06 May Object lesson from Network 20/20
The consensus is that Telluride is a place " to die for." But the phrase is simply a figure of speech to describe the physical beauty of our surroundings.
Last week in New York, on April 30, friends invited us to attend the Sixth Annual Foreign Policy Lecture and Benefit given by the nonprofit Network 20/20.
Former U.S. Senator/Senate Majority leader Tom Daschle was the evening's guest speaker on the subject of "America's Role in Global Security." During his lecture the senator observed, "People with nothing to live for, find something to die for;" there was no mistaking the cold reality surrounding the genesis of terrorist impulses. His point: "civility and decency" towards our global neighbors are "strategic imperatives." We need to stop regarding people on the other side of the world as The Other.

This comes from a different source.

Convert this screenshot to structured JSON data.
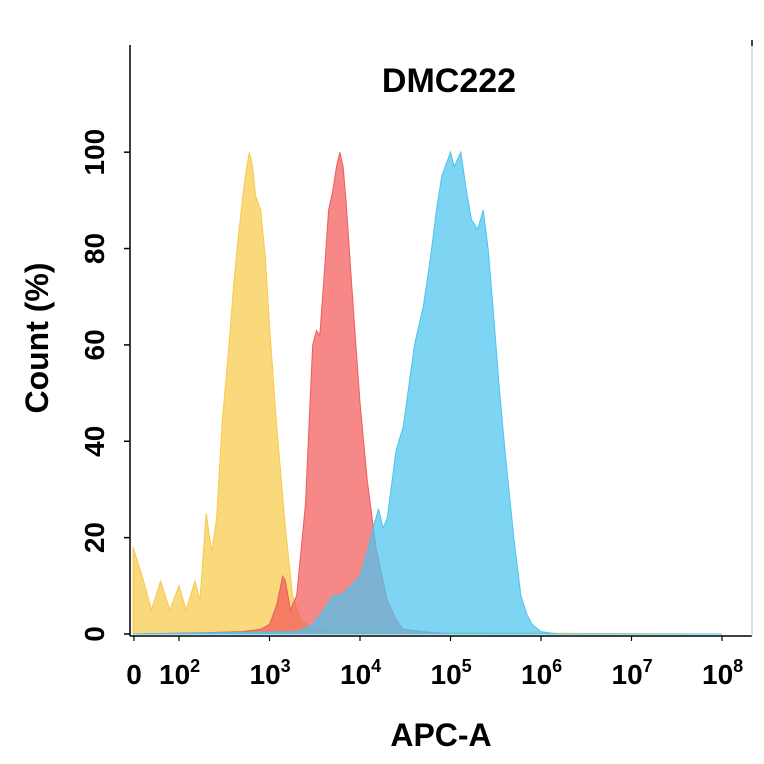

Network 20/20 is all about bridge building. Its purpose is to prepare the next generation of American leaders to participate meaningfully in the promotion of entrepreneurial diplomacy and global security. The organization accomplishes its necessary and noble goal by means of lectures at home and field research overseas to better understand on-the-ground realities in countries of global security importance such as Iran and Pakistan. The research published from these trips is circulated among government and private sector policy makers and NGOS. These young professionals really do make a difference.
In his latest book, "Blessed Unrest," entrepreneur/author/former Telluride Mountainfilm guest Paul Hawken talks about a movement so deep and so wide, trying to wrap our arms around it would be like "trying to hold the ocean."This movement is comprised of tens of millions ordinary and not-so-ordinary individuals and groups busily working to safeguard the environment, ensure social justice, and resist the threat of globalization on indigenous cultures. The talented, diverse, multilingual members of Network 20/20 from the world of business, professions, the media, NGOs, think tanks, government, and academia are among the change-makers advocating positive engagement in the world.